Istanbul’s Topkapı Palace at risk of collapse, needs urgent repair
Ömer Erbil – ISTANBUL
On Sept. 26, 2016, daily Hürriyet had reported that deep crevices were found in the treasury room of the Ottoman-era palace, the Conqueror Kiosk, prompting its closure to tourists.
The Culture and Tourism Ministry later agreed that the serious cracks on the kiosk’s basement floor walls were “deformations that go beyond the crack area and have reached the discrete and slit levels.”
Major restoration worth around 10 million Turkish Liras was later initiated at the palace.
It has now emerged that the cracks resulted from a ground slide and the Culture and Tourism Ministry experts initiated work to save the historic building from collapse.
Rather than conduct a temporary repair, the authorities investigated the reasons for why deep crevices were formed in the palace. For this reason, workers dug a total of 26 drilling holes inside and outside the palace in order to measure seismic activities.

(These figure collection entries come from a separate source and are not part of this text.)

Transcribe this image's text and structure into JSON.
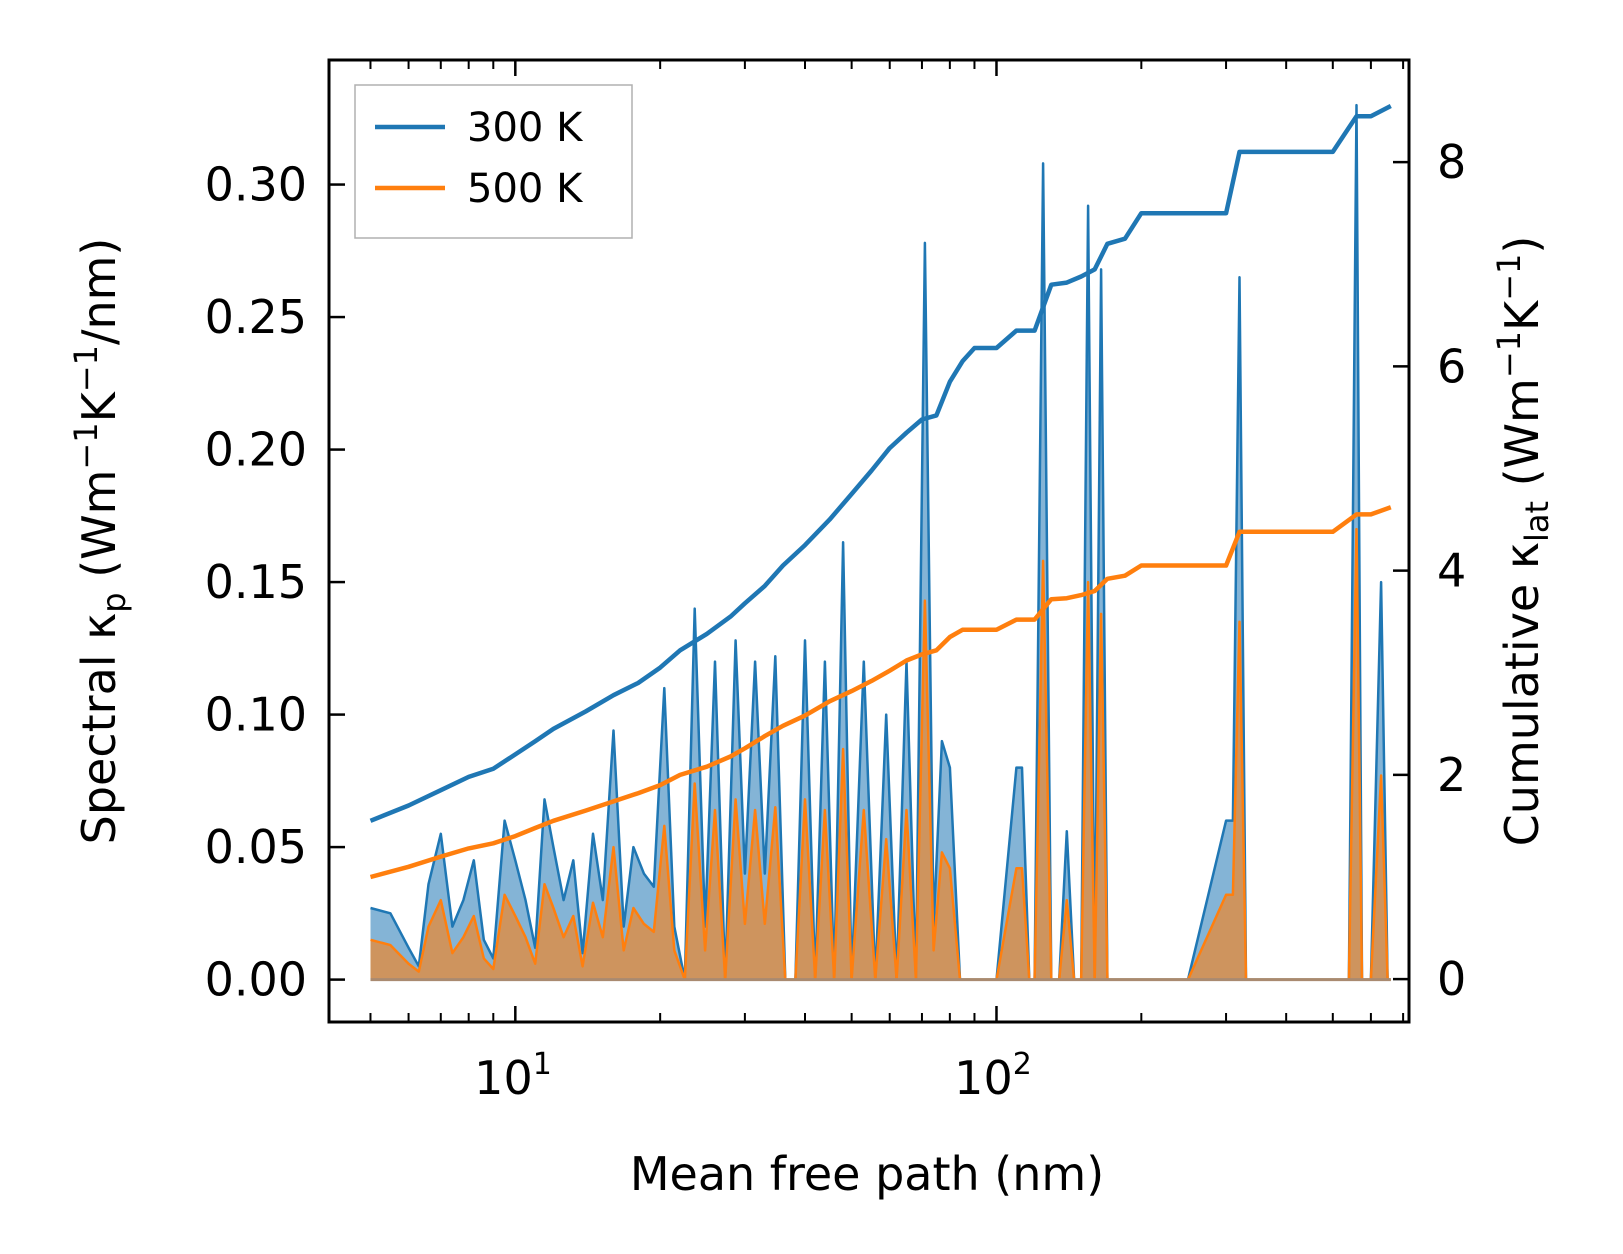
{
  "chart_data": {
    "type": "line",
    "title": "",
    "xlabel": "Mean free path (nm)",
    "ylabel": "Spectral κp (Wm⁻¹K⁻¹/nm)",
    "y2label": "Cumulative κlat (Wm⁻¹K⁻¹)",
    "xscale": "log",
    "xlim": [
      4.1,
      720
    ],
    "ylim": [
      -0.016,
      0.347
    ],
    "y2lim": [
      -0.42,
      9.0
    ],
    "xticks": [
      {
        "value": 10,
        "label": "10¹"
      },
      {
        "value": 100,
        "label": "10²"
      }
    ],
    "yticks": [
      {
        "value": 0.0,
        "label": "0.00"
      },
      {
        "value": 0.05,
        "label": "0.05"
      },
      {
        "value": 0.1,
        "label": "0.10"
      },
      {
        "value": 0.15,
        "label": "0.15"
      },
      {
        "value": 0.2,
        "label": "0.20"
      },
      {
        "value": 0.25,
        "label": "0.25"
      },
      {
        "value": 0.3,
        "label": "0.30"
      }
    ],
    "y2ticks": [
      {
        "value": 0,
        "label": "0"
      },
      {
        "value": 2,
        "label": "2"
      },
      {
        "value": 4,
        "label": "4"
      },
      {
        "value": 6,
        "label": "6"
      },
      {
        "value": 8,
        "label": "8"
      }
    ],
    "legend": {
      "position": "top-left",
      "entries": [
        "300 K",
        "500 K"
      ]
    },
    "series": [
      {
        "name": "300 K",
        "color": "#1f77b4",
        "axis": "right",
        "kind": "cumulative",
        "x": [
          5,
          6,
          7,
          8,
          9,
          10,
          11,
          12,
          14,
          16,
          18,
          20,
          22,
          25,
          28,
          30,
          33,
          36,
          40,
          45,
          50,
          55,
          60,
          65,
          70,
          75,
          80,
          85,
          90,
          100,
          110,
          120,
          130,
          140,
          150,
          160,
          170,
          185,
          200,
          250,
          300,
          320,
          400,
          500,
          560,
          600,
          660
        ],
        "y": [
          1.55,
          1.7,
          1.85,
          1.98,
          2.06,
          2.2,
          2.33,
          2.45,
          2.62,
          2.78,
          2.9,
          3.05,
          3.22,
          3.38,
          3.55,
          3.68,
          3.85,
          4.05,
          4.25,
          4.5,
          4.75,
          4.98,
          5.2,
          5.35,
          5.48,
          5.52,
          5.85,
          6.05,
          6.18,
          6.18,
          6.35,
          6.35,
          6.8,
          6.82,
          6.88,
          6.95,
          7.2,
          7.25,
          7.5,
          7.5,
          7.5,
          8.1,
          8.1,
          8.1,
          8.45,
          8.45,
          8.55
        ]
      },
      {
        "name": "500 K",
        "color": "#ff7f0e",
        "axis": "right",
        "kind": "cumulative",
        "x": [
          5,
          6,
          7,
          8,
          9,
          10,
          11,
          12,
          14,
          16,
          18,
          20,
          22,
          25,
          28,
          30,
          33,
          36,
          40,
          45,
          50,
          55,
          60,
          65,
          70,
          75,
          80,
          85,
          90,
          100,
          110,
          120,
          130,
          140,
          150,
          160,
          170,
          185,
          200,
          250,
          300,
          320,
          400,
          500,
          560,
          600,
          660
        ],
        "y": [
          1.0,
          1.1,
          1.2,
          1.28,
          1.33,
          1.4,
          1.48,
          1.55,
          1.65,
          1.74,
          1.82,
          1.9,
          2.0,
          2.08,
          2.18,
          2.26,
          2.38,
          2.48,
          2.58,
          2.72,
          2.82,
          2.92,
          3.02,
          3.12,
          3.18,
          3.22,
          3.35,
          3.42,
          3.42,
          3.42,
          3.52,
          3.52,
          3.72,
          3.73,
          3.76,
          3.8,
          3.92,
          3.95,
          4.05,
          4.05,
          4.05,
          4.38,
          4.38,
          4.38,
          4.55,
          4.55,
          4.62
        ]
      }
    ],
    "spectral_series": [
      {
        "name": "300 K spectral",
        "color": "#1f77b4",
        "axis": "left",
        "kind": "filled",
        "x": [
          5,
          5.5,
          6,
          6.3,
          6.6,
          7,
          7.4,
          7.8,
          8.2,
          8.6,
          9,
          9.5,
          10,
          10.5,
          11,
          11.5,
          12,
          12.6,
          13.2,
          13.8,
          14.5,
          15.2,
          16,
          16.8,
          17.6,
          18.5,
          19.4,
          20.4,
          21.4,
          22.5,
          23.6,
          24.8,
          26,
          27.3,
          28.7,
          30,
          31.5,
          33,
          34.7,
          36.4,
          38.2,
          40,
          42,
          44,
          46,
          48,
          50,
          53,
          56,
          59,
          62,
          65,
          68,
          71,
          74,
          77,
          80,
          84,
          88,
          92,
          96,
          100,
          110,
          113,
          117,
          120,
          125,
          130,
          135,
          140,
          145,
          150,
          155,
          160,
          165,
          170,
          175,
          180,
          185,
          190,
          200,
          250,
          300,
          310,
          320,
          330,
          340,
          350,
          400,
          500,
          540,
          560,
          575,
          600,
          630,
          650,
          660
        ],
        "y": [
          0.027,
          0.025,
          0.012,
          0.005,
          0.036,
          0.055,
          0.02,
          0.03,
          0.045,
          0.015,
          0.008,
          0.06,
          0.045,
          0.03,
          0.012,
          0.068,
          0.05,
          0.03,
          0.045,
          0.01,
          0.055,
          0.03,
          0.094,
          0.02,
          0.05,
          0.04,
          0.035,
          0.11,
          0.02,
          0.0,
          0.14,
          0.02,
          0.12,
          0.0,
          0.128,
          0.04,
          0.12,
          0.04,
          0.122,
          0.0,
          0.0,
          0.128,
          0.0,
          0.12,
          0.0,
          0.165,
          0.0,
          0.12,
          0.0,
          0.1,
          0.0,
          0.12,
          0.0,
          0.278,
          0.02,
          0.09,
          0.08,
          0.0,
          0.0,
          0.0,
          0.0,
          0.0,
          0.08,
          0.08,
          0.0,
          0.0,
          0.308,
          0.0,
          0.0,
          0.056,
          0.0,
          0.0,
          0.292,
          0.0,
          0.268,
          0.0,
          0.0,
          0.0,
          0.0,
          0.0,
          0.0,
          0.0,
          0.06,
          0.06,
          0.265,
          0.0,
          0.0,
          0.0,
          0.0,
          0.0,
          0.0,
          0.33,
          0.0,
          0.0,
          0.15,
          0.0,
          0.0
        ]
      },
      {
        "name": "500 K spectral",
        "color": "#ff7f0e",
        "axis": "left",
        "kind": "filled",
        "x": [
          5,
          5.5,
          6,
          6.3,
          6.6,
          7,
          7.4,
          7.8,
          8.2,
          8.6,
          9,
          9.5,
          10,
          10.5,
          11,
          11.5,
          12,
          12.6,
          13.2,
          13.8,
          14.5,
          15.2,
          16,
          16.8,
          17.6,
          18.5,
          19.4,
          20.4,
          21.4,
          22.5,
          23.6,
          24.8,
          26,
          27.3,
          28.7,
          30,
          31.5,
          33,
          34.7,
          36.4,
          38.2,
          40,
          42,
          44,
          46,
          48,
          50,
          53,
          56,
          59,
          62,
          65,
          68,
          71,
          74,
          77,
          80,
          84,
          88,
          92,
          96,
          100,
          110,
          113,
          117,
          120,
          125,
          130,
          135,
          140,
          145,
          150,
          155,
          160,
          165,
          170,
          175,
          180,
          185,
          190,
          200,
          250,
          300,
          310,
          320,
          330,
          340,
          350,
          400,
          500,
          540,
          560,
          575,
          600,
          630,
          650,
          660
        ],
        "y": [
          0.015,
          0.013,
          0.006,
          0.003,
          0.02,
          0.03,
          0.01,
          0.016,
          0.024,
          0.008,
          0.004,
          0.032,
          0.024,
          0.016,
          0.006,
          0.036,
          0.027,
          0.016,
          0.024,
          0.005,
          0.029,
          0.016,
          0.05,
          0.011,
          0.027,
          0.021,
          0.018,
          0.058,
          0.011,
          0.0,
          0.074,
          0.011,
          0.064,
          0.0,
          0.068,
          0.021,
          0.064,
          0.021,
          0.065,
          0.0,
          0.0,
          0.068,
          0.0,
          0.064,
          0.0,
          0.087,
          0.0,
          0.064,
          0.0,
          0.053,
          0.0,
          0.064,
          0.0,
          0.143,
          0.011,
          0.048,
          0.042,
          0.0,
          0.0,
          0.0,
          0.0,
          0.0,
          0.042,
          0.042,
          0.0,
          0.0,
          0.158,
          0.0,
          0.0,
          0.03,
          0.0,
          0.0,
          0.15,
          0.0,
          0.138,
          0.0,
          0.0,
          0.0,
          0.0,
          0.0,
          0.0,
          0.0,
          0.032,
          0.032,
          0.135,
          0.0,
          0.0,
          0.0,
          0.0,
          0.0,
          0.0,
          0.17,
          0.0,
          0.0,
          0.077,
          0.0,
          0.0
        ]
      }
    ]
  }
}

In addition, the water pressure under the ground was also investigated.
The data obtained from the devices used in the previous processes are going to be transferred to a data bank via GPRS. The authorities have stated that the devices were made in order for the palace to be kept under track for long years.
Culture and Tourism Minister Nabi Avcı has denied that the ground slide was triggered by the construction of the Marmaray tunnel, linking the European and Asian sides of Istanbul, and the Eurasia Tunnel project.

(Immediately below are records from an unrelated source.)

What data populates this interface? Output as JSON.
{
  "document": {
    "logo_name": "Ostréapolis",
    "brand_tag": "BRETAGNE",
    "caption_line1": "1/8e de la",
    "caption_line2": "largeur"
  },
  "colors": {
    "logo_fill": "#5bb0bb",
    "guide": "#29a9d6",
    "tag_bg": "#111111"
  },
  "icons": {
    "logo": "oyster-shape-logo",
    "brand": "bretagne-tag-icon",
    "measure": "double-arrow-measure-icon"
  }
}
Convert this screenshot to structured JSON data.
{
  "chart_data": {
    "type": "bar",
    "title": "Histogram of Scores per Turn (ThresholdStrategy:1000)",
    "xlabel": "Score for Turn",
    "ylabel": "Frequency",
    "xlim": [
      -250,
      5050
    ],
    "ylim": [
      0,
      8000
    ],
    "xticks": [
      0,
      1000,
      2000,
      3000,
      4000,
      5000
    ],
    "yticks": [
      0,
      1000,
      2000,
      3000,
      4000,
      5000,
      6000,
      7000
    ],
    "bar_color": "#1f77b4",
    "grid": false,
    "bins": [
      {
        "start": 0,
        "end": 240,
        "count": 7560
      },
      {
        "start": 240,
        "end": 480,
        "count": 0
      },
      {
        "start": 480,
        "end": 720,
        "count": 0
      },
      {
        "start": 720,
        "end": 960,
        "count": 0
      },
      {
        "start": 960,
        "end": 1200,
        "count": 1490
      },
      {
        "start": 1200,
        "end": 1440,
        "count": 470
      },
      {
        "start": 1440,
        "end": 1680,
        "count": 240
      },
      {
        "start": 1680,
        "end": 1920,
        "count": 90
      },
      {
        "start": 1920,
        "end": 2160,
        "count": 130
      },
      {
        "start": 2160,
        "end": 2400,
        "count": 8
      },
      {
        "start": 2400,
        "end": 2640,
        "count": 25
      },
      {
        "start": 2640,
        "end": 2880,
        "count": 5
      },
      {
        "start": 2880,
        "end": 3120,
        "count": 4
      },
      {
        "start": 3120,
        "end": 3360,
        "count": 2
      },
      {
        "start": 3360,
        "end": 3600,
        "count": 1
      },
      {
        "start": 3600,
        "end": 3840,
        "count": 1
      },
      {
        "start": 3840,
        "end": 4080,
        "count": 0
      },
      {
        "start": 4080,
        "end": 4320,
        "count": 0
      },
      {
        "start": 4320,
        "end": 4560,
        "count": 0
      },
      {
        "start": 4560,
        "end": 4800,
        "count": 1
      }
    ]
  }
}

“We have no scientific data of such an affect,” Avcı told journalists on Jan. 22.
Moreover, it has been concluded that the blockages in the palace’s drainage system, which was constructed in the 1920s, and the inability to discharge waste water, had increased the ground liquidation under the palace.
It was also concluded that the reason for the collapse of the sustaining walls in the area stemmed from these problems in the ground.
The method for the static fortification of the historic building has been determined by restorers, who have suggested steel rods to be hammered around the palace in order to stop the ground from sliding.
However, remains estimated to be from the Roman era have been determined under the ground via the georadar method, and the restorers’ work is made much more difficult due to these remains.
The Topkapı Palace, which overlooks the confluence of the Bosphorus and the Marmara Sea, was one of the major residences of the Ottoman sultans for almost 400 years (1465-1856) during the empire’s 624-year history.
It is now a museum and a major tourist attraction, containing a number of important relics of the Muslim world.